Суровым голосом отец велел нам сесть и заявил, что имеет намерение сообщить нам неприятные известия.
Почувствовав на себе взгляд Али, я увидела, что он с присущим ему болезненным интересом к страданиям других безжалостно уставился па меня. В душе у меня не было ни малейшего сомнения в том, что к сегодняшнему собранию он имел самое непосредственное отношение.
Отец запустил руку в свою большую черную папку и извлек оттуда книгу, которую не мог прочесть никто из нас, поскольку она была написана на иностранном языке. У меня в голове все смешалось, я подумала, что, должно быть, ошиблась и все мои страхи были напрасными. Я недоумевала, какое отношение эта книга могла иметь к моей семье.
С нескрываемой яростью в голосе отец сообщил, что Али купил эту книгу в Германии и что в ней говорится о жизни принцессы, глупой, бездумной женщины, которая не понимает, какие высокие обязательства возлагает на нее привилегированное королевское положение. Он обошел комнату, держа книгу в руках. На обложке была изображена, по всей видимости, женщина-мусульманка, поскольку лицо ее было закрыто покрывалом. Она стояла на фоне турецких минаретов. У меня промелькнула дикая мысль, что, может быть, книгу написала какая-то стареющая, изгнанная принцесса из Египта или Турции, однако я быстро сообразила, что ее история вряд ли вызвала бы в нашей стране такой интерес.

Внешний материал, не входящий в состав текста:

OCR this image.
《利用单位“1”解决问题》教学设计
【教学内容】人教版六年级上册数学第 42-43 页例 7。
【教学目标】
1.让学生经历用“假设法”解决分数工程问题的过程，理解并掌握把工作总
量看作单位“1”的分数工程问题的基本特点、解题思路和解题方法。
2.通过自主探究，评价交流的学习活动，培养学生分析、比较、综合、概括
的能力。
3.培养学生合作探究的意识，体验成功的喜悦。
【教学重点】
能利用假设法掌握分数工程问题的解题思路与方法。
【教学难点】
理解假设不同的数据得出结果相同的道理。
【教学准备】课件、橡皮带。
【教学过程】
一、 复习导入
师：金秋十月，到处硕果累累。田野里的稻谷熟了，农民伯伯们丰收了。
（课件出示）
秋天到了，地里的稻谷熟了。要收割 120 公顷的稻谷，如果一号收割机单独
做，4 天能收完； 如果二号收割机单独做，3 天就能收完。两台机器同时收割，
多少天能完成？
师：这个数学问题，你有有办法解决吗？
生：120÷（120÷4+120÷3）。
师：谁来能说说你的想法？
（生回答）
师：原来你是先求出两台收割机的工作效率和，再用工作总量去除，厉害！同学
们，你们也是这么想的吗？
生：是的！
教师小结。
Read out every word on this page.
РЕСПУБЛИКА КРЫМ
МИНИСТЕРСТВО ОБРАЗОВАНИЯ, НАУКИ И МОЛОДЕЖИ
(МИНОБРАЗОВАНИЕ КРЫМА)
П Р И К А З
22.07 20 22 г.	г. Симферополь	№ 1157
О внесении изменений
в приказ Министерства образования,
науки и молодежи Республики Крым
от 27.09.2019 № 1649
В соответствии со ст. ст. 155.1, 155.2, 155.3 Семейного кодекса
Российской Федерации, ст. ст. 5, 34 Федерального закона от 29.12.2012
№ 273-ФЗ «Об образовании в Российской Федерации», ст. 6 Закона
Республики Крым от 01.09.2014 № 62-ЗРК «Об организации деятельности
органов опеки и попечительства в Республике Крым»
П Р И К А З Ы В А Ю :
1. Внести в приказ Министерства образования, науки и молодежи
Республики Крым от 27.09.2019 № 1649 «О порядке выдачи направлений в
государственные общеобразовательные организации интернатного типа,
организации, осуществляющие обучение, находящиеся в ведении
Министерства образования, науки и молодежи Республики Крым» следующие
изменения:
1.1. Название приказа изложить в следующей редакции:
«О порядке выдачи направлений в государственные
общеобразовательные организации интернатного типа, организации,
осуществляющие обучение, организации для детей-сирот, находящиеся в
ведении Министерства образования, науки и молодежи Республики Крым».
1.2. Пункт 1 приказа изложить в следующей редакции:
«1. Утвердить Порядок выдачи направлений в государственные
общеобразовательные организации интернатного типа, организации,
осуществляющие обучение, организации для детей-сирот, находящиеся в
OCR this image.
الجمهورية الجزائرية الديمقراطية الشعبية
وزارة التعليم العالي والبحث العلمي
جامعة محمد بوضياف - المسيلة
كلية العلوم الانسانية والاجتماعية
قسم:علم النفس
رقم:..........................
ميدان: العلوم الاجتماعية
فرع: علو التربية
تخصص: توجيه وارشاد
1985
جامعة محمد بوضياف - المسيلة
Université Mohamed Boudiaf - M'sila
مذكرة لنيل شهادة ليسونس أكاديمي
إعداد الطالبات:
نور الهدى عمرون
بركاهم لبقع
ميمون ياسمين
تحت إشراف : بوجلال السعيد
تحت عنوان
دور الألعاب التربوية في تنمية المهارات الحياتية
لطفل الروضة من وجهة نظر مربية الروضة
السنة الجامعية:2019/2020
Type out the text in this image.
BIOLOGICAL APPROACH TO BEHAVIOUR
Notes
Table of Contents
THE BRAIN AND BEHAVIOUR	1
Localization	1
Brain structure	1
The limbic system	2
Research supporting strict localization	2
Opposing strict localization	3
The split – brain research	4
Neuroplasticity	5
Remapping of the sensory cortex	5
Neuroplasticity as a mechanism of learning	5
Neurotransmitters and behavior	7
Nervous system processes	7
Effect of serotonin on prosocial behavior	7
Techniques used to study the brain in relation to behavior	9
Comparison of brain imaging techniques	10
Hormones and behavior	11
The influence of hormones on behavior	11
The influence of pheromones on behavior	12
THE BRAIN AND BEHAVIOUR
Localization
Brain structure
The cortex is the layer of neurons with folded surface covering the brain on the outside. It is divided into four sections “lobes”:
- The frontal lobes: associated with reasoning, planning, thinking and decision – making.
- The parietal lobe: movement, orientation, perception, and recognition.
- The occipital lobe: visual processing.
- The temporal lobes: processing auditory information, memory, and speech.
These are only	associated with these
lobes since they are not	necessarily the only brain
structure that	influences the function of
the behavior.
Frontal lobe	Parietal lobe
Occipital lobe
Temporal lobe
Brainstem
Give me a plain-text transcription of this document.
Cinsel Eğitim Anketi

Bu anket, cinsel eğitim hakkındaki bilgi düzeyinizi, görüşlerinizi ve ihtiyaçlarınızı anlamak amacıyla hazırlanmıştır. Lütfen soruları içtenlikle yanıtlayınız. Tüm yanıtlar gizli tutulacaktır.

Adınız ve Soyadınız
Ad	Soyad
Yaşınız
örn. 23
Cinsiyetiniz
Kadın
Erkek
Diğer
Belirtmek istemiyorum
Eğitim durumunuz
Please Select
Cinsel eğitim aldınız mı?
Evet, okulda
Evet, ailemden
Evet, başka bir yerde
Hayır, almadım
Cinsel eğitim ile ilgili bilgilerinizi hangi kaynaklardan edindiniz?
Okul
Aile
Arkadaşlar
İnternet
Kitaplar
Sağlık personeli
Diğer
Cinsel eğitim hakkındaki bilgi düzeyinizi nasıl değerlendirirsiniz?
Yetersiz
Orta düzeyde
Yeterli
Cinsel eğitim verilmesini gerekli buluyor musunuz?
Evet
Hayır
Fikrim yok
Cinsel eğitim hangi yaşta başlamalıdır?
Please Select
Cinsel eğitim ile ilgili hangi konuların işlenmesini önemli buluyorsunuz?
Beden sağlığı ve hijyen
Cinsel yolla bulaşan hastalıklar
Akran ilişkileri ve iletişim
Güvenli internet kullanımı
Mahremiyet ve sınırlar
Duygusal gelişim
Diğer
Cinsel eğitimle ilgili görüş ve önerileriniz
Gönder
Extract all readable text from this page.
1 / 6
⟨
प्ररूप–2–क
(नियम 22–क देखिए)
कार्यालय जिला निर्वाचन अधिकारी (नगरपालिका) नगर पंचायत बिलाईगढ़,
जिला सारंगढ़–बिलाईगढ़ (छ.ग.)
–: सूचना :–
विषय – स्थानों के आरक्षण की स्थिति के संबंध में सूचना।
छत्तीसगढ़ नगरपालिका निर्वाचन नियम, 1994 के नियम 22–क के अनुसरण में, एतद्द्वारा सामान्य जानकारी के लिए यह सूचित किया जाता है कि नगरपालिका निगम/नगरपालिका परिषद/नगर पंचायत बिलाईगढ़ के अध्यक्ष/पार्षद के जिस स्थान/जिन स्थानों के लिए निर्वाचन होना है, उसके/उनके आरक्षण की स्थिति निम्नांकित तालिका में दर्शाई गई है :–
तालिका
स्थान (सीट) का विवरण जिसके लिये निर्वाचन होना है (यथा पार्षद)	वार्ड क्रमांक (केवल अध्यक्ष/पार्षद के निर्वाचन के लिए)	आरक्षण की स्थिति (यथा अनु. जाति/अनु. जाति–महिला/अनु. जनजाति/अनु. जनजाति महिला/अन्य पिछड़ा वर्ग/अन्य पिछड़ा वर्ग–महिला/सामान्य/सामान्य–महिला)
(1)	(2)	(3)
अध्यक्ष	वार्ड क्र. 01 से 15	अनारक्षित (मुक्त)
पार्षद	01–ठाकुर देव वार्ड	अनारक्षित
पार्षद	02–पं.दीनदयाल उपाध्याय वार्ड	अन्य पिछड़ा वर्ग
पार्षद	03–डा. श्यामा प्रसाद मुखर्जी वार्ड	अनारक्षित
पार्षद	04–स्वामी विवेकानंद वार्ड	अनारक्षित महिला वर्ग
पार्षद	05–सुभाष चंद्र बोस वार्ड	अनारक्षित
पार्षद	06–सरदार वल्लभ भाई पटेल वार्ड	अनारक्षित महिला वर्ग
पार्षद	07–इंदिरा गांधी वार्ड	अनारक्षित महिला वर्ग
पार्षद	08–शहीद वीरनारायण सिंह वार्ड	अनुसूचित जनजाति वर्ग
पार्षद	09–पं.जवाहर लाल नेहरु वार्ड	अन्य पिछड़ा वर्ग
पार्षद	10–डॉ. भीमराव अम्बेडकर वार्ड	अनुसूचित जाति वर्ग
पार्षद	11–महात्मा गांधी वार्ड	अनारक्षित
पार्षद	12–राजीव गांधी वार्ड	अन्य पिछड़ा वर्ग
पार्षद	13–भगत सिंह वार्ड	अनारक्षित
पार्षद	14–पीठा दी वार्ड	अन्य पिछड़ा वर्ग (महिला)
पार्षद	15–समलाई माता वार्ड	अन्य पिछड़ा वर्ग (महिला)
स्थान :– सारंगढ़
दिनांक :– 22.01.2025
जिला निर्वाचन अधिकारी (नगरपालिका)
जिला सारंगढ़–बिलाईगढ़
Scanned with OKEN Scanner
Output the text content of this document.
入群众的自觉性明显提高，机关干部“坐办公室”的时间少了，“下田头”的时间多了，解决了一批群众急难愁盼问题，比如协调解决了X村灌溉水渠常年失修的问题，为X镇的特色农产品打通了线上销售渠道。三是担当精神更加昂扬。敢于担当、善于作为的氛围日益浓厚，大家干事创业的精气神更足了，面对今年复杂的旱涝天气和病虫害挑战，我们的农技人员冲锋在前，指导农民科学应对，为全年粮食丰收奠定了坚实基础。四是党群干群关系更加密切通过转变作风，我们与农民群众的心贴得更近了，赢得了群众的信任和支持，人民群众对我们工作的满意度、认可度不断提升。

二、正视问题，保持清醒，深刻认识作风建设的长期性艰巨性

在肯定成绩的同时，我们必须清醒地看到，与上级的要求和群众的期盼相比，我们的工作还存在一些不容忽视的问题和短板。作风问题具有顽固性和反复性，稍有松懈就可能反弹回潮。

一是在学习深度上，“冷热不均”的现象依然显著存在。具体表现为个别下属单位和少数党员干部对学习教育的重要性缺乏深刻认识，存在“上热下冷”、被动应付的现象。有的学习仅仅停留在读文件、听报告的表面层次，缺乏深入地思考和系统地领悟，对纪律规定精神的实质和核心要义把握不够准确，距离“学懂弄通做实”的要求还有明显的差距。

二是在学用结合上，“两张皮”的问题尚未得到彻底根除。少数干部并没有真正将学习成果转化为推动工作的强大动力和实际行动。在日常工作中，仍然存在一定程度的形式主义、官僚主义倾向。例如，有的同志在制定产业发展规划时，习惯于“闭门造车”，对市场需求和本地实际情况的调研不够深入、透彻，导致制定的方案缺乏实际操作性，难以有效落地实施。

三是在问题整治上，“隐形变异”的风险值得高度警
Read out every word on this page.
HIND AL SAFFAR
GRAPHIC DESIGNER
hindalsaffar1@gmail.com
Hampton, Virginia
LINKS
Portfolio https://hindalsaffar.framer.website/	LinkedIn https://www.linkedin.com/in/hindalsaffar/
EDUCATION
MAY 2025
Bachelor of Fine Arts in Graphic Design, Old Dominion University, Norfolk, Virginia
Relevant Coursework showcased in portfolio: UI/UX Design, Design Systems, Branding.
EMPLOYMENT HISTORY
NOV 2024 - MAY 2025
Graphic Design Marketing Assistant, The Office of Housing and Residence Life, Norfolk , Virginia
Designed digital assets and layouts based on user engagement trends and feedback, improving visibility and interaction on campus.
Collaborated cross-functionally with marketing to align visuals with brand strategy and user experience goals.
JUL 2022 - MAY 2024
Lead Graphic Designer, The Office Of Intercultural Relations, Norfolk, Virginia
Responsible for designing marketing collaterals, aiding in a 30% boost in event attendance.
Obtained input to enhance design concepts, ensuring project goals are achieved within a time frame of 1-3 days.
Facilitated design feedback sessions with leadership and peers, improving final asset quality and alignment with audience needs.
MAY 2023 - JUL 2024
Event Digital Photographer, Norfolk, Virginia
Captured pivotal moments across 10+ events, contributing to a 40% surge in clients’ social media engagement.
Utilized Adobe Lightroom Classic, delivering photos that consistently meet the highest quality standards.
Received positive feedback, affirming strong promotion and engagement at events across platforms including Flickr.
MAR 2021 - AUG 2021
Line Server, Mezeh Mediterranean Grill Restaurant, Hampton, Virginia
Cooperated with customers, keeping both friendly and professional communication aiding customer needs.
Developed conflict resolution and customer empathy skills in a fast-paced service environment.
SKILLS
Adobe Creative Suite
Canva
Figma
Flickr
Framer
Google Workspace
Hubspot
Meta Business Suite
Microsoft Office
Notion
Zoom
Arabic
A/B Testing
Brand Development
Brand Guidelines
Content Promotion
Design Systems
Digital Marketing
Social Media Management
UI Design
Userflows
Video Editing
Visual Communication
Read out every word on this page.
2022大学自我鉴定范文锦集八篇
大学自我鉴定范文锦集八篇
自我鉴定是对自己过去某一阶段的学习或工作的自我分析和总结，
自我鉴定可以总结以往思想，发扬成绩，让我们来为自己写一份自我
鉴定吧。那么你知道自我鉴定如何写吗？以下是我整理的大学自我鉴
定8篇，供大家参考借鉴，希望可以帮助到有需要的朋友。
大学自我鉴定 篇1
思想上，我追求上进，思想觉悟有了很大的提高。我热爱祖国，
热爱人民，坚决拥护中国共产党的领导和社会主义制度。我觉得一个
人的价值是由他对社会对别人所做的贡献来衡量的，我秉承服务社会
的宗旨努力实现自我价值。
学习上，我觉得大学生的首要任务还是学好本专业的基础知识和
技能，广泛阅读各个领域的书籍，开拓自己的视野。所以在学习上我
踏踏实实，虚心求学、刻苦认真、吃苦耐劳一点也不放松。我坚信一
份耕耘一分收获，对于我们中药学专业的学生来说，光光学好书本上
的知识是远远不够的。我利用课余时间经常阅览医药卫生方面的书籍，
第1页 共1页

Когда отец подошел поближе, я прочла название на немецком языке: «Я, принцесса из дома аль-Саудов».
Это была моя повесть!
С тех пор, как книга была продана «Уильям Морроу», крупному, респектабельному американскому издательству, с автором книги я больше не общалась и, конечно, не имела представления о ее невероятном успехе и о том, что «Принцесса» была куплена издательствами многих стран. Та, которую я видела сейчас, очевидно, вышла в Германии.